Receptor protein tyrosine phosphatase sigma regulates synapse structure, function and plasticity (pages 147–161)
Katherine E. Horn, Bin Xu, Delphine Gobert, Bassam N. Hamam, Katherine M. Thompson, Chia-Lun Wu, Jean-François Bouchard, Noriko Uetani, Ronald J. Racine, Michel L. Tremblay, Edward S. Ruthazer, C. Andrew Chapman and Timothy E. Kennedy
Article first published online: 17 MAY 2012 | DOI: 10.1111/j.1471-4159.2012.07762.x
The mechanisms regulating synaptic connections in the mature brain are complex and remain to be elucidated. Our study reveals a novel role for receptor protein tyrosine phosphatase σ (RPTPσ), a transmembrane tyrosine phosphatase, in the regulation of dendritic spine morphology and synaptic plasticity in the adult CNS. These findings suggest that inhibitors of RPTPσ might be beneficial to manipulate synaptic plasticity, promote recovery of function and enhance learning and memory after injury and in neurodegenerative diseases.

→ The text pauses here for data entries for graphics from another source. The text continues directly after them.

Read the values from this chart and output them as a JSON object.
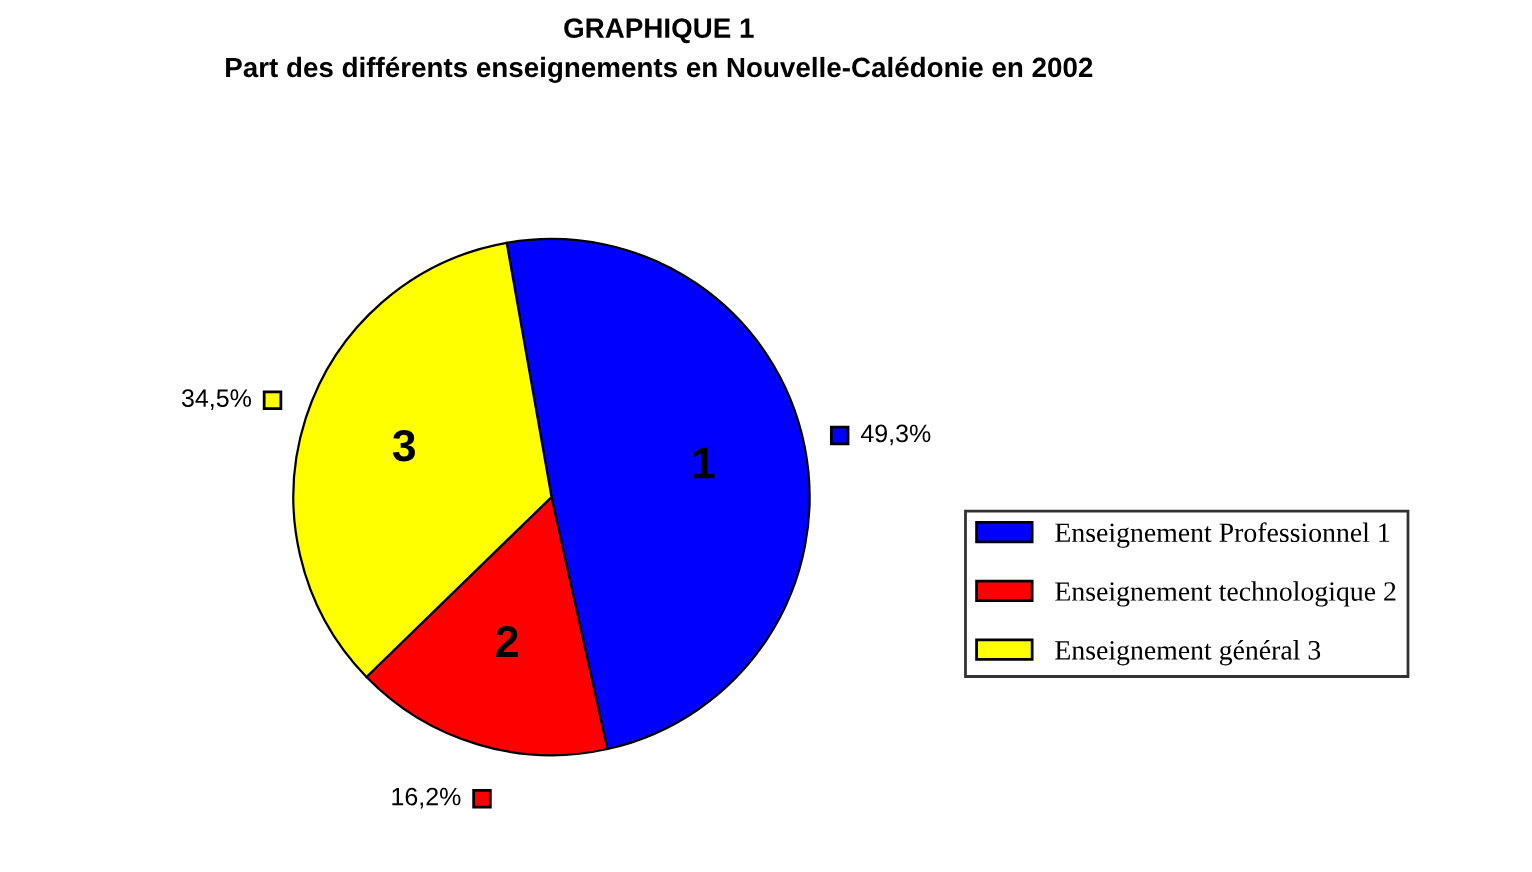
{
  "chart_data": {
    "type": "pie",
    "title": "GRAPHIQUE 1",
    "subtitle": "Part des différents enseignements en Nouvelle-Calédonie en 2002",
    "categories": [
      "Enseignement Professionnel 1",
      "Enseignement technologique 2",
      "Enseignement général 3"
    ],
    "values": [
      49.3,
      16.2,
      34.5
    ],
    "colors": [
      "#0000ff",
      "#ff0000",
      "#ffff00"
    ],
    "value_labels": [
      "49,3%",
      "16,2%",
      "34,5%"
    ],
    "annotations": [
      {
        "text": "1",
        "x": "Enseignement Professionnel 1"
      },
      {
        "text": "2",
        "x": "Enseignement technologique 2"
      },
      {
        "text": "3",
        "x": "Enseignement général 3"
      }
    ],
    "legend": "right"
  }
}
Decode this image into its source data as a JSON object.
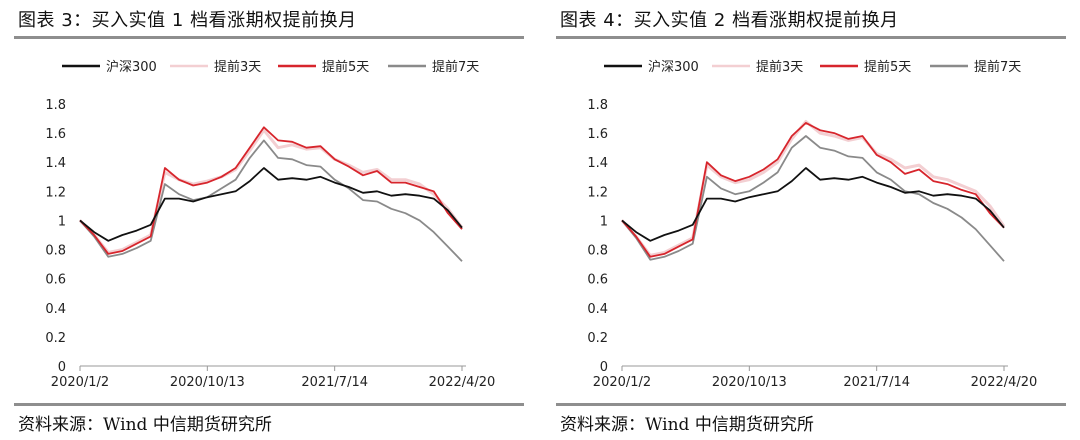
{
  "panels": [
    {
      "title": "图表  3：买入实值 1 档看涨期权提前换月",
      "source": "资料来源：Wind  中信期货研究所"
    },
    {
      "title": "图表  4：买入实值 2 档看涨期权提前换月",
      "source": "资料来源：Wind  中信期货研究所"
    }
  ],
  "chart_data": [
    {
      "type": "line",
      "title": "",
      "xlabel": "",
      "ylabel": "",
      "ylim": [
        0,
        1.8
      ],
      "yticks": [
        "0",
        "0.2",
        "0.4",
        "0.6",
        "0.8",
        "1",
        "1.2",
        "1.4",
        "1.6",
        "1.8"
      ],
      "xticks": [
        "2020/1/2",
        "2020/10/13",
        "2021/7/14",
        "2022/4/20"
      ],
      "grid": false,
      "legend": "top",
      "colors": {
        "沪深300": "#111111",
        "提前3天": "#f3cfd2",
        "提前5天": "#d7252c",
        "提前7天": "#8a8a8a"
      },
      "x": [
        "2020/1/2",
        "2020/2/3",
        "2020/3/2",
        "2020/4/1",
        "2020/5/6",
        "2020/6/5",
        "2020/7/3",
        "2020/8/3",
        "2020/9/1",
        "2020/10/13",
        "2020/11/12",
        "2020/12/11",
        "2021/1/11",
        "2021/2/18",
        "2021/3/19",
        "2021/4/19",
        "2021/5/20",
        "2021/6/18",
        "2021/7/14",
        "2021/8/13",
        "2021/9/13",
        "2021/10/19",
        "2021/11/17",
        "2021/12/16",
        "2022/1/17",
        "2022/2/23",
        "2022/3/23",
        "2022/4/20"
      ],
      "series": [
        {
          "name": "沪深300",
          "values": [
            1.0,
            0.92,
            0.86,
            0.9,
            0.93,
            0.97,
            1.15,
            1.15,
            1.13,
            1.16,
            1.18,
            1.2,
            1.27,
            1.36,
            1.28,
            1.29,
            1.28,
            1.3,
            1.26,
            1.23,
            1.19,
            1.2,
            1.17,
            1.18,
            1.17,
            1.15,
            1.07,
            0.95
          ]
        },
        {
          "name": "提前3天",
          "values": [
            1.0,
            0.9,
            0.78,
            0.8,
            0.85,
            0.9,
            1.33,
            1.28,
            1.25,
            1.27,
            1.3,
            1.35,
            1.48,
            1.62,
            1.5,
            1.52,
            1.49,
            1.5,
            1.42,
            1.38,
            1.33,
            1.35,
            1.28,
            1.28,
            1.25,
            1.18,
            1.08,
            0.95
          ]
        },
        {
          "name": "提前5天",
          "values": [
            1.0,
            0.9,
            0.77,
            0.79,
            0.84,
            0.89,
            1.36,
            1.28,
            1.24,
            1.26,
            1.3,
            1.36,
            1.5,
            1.64,
            1.55,
            1.54,
            1.5,
            1.51,
            1.42,
            1.37,
            1.31,
            1.34,
            1.26,
            1.26,
            1.23,
            1.2,
            1.05,
            0.94
          ]
        },
        {
          "name": "提前7天",
          "values": [
            1.0,
            0.89,
            0.75,
            0.77,
            0.81,
            0.86,
            1.25,
            1.18,
            1.14,
            1.16,
            1.22,
            1.28,
            1.43,
            1.55,
            1.43,
            1.42,
            1.38,
            1.37,
            1.28,
            1.22,
            1.14,
            1.13,
            1.08,
            1.05,
            1.0,
            0.92,
            0.82,
            0.72
          ]
        }
      ]
    },
    {
      "type": "line",
      "title": "",
      "xlabel": "",
      "ylabel": "",
      "ylim": [
        0,
        1.8
      ],
      "yticks": [
        "0",
        "0.2",
        "0.4",
        "0.6",
        "0.8",
        "1",
        "1.2",
        "1.4",
        "1.6",
        "1.8"
      ],
      "xticks": [
        "2020/1/2",
        "2020/10/13",
        "2021/7/14",
        "2022/4/20"
      ],
      "grid": false,
      "legend": "top",
      "colors": {
        "沪深300": "#111111",
        "提前3天": "#f3cfd2",
        "提前5天": "#d7252c",
        "提前7天": "#8a8a8a"
      },
      "x": [
        "2020/1/2",
        "2020/2/3",
        "2020/3/2",
        "2020/4/1",
        "2020/5/6",
        "2020/6/5",
        "2020/7/3",
        "2020/8/3",
        "2020/9/1",
        "2020/10/13",
        "2020/11/12",
        "2020/12/11",
        "2021/1/11",
        "2021/2/18",
        "2021/3/19",
        "2021/4/19",
        "2021/5/20",
        "2021/6/18",
        "2021/7/14",
        "2021/8/13",
        "2021/9/13",
        "2021/10/19",
        "2021/11/17",
        "2021/12/16",
        "2022/1/17",
        "2022/2/23",
        "2022/3/23",
        "2022/4/20"
      ],
      "series": [
        {
          "name": "沪深300",
          "values": [
            1.0,
            0.92,
            0.86,
            0.9,
            0.93,
            0.97,
            1.15,
            1.15,
            1.13,
            1.16,
            1.18,
            1.2,
            1.27,
            1.36,
            1.28,
            1.29,
            1.28,
            1.3,
            1.26,
            1.23,
            1.19,
            1.2,
            1.17,
            1.18,
            1.17,
            1.15,
            1.07,
            0.95
          ]
        },
        {
          "name": "提前3天",
          "values": [
            1.0,
            0.89,
            0.76,
            0.78,
            0.83,
            0.88,
            1.38,
            1.3,
            1.26,
            1.28,
            1.33,
            1.4,
            1.56,
            1.68,
            1.6,
            1.58,
            1.55,
            1.57,
            1.46,
            1.42,
            1.36,
            1.38,
            1.3,
            1.28,
            1.24,
            1.2,
            1.1,
            0.96
          ]
        },
        {
          "name": "提前5天",
          "values": [
            1.0,
            0.89,
            0.75,
            0.77,
            0.82,
            0.87,
            1.4,
            1.31,
            1.27,
            1.3,
            1.35,
            1.42,
            1.58,
            1.67,
            1.62,
            1.6,
            1.56,
            1.58,
            1.45,
            1.4,
            1.32,
            1.35,
            1.27,
            1.25,
            1.21,
            1.18,
            1.05,
            0.95
          ]
        },
        {
          "name": "提前7天",
          "values": [
            1.0,
            0.88,
            0.73,
            0.75,
            0.79,
            0.84,
            1.3,
            1.22,
            1.18,
            1.2,
            1.26,
            1.33,
            1.5,
            1.58,
            1.5,
            1.48,
            1.44,
            1.43,
            1.33,
            1.28,
            1.2,
            1.18,
            1.12,
            1.08,
            1.02,
            0.94,
            0.83,
            0.72
          ]
        }
      ]
    }
  ]
}
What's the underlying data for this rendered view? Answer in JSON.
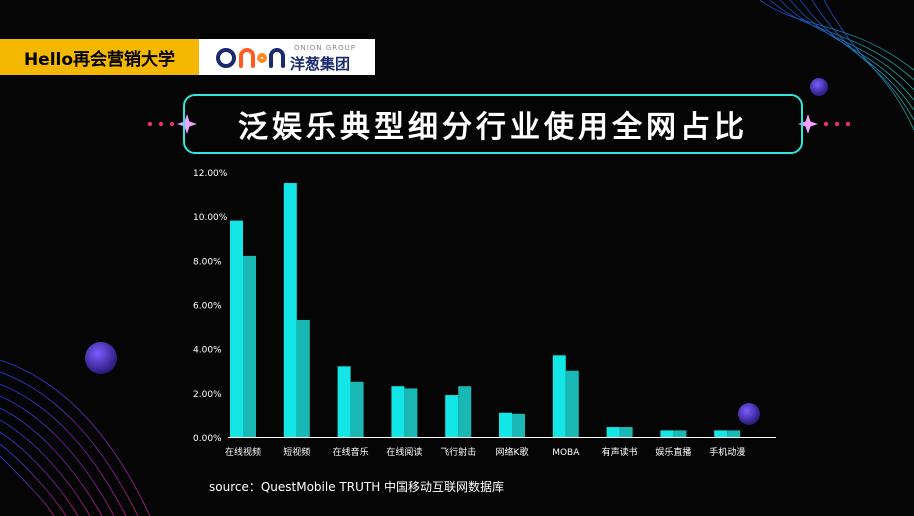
{
  "header": {
    "badge_text": "Hello再会营销大学",
    "logo_en": "ONION GROUP",
    "logo_cn": "洋葱集团",
    "logo_mark": "onion"
  },
  "colors": {
    "background": "#050505",
    "badge": "#f5b800",
    "accent": "#2ee8e0",
    "series1": "#12e6e6",
    "series2": "#19b8b4",
    "dots": "#e8306e"
  },
  "chart_data": {
    "type": "bar",
    "title": "泛娱乐典型细分行业使用全网占比",
    "categories": [
      "在线视频",
      "短视频",
      "在线音乐",
      "在线阅读",
      "飞行射击",
      "网络K歌",
      "MOBA",
      "有声读书",
      "娱乐直播",
      "手机动漫"
    ],
    "series": [
      {
        "values": [
          9.8,
          11.5,
          3.2,
          2.3,
          1.9,
          1.1,
          3.7,
          0.45,
          0.3,
          0.3
        ]
      },
      {
        "values": [
          8.2,
          5.3,
          2.5,
          2.2,
          2.3,
          1.05,
          3.0,
          0.45,
          0.3,
          0.3
        ]
      }
    ],
    "y_ticks": [
      "0.00%",
      "2.00%",
      "4.00%",
      "6.00%",
      "8.00%",
      "10.00%",
      "12.00%"
    ],
    "ylim": [
      0,
      12
    ],
    "grid": false,
    "legend": "none"
  },
  "source": "source：QuestMobile TRUTH 中国移动互联网数据库"
}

RPTPσ function at synapses: (a) Pre-synaptic RPTPσ promotes synaptic differentiation through interactions with post-synaptic TrkC and NGL-3. (b) Increased dendritic spine density and spine length in the brains of RPTPσ null mice. (c) Increased frequency of spontaneous excitatory mini-excitatory post-synaptic currents in RPTPσ null mice, consistent with increased numbers of synapses. (d) Mice lacking RPTPσ exhibit enhanced performance of in tests of novel object recognition.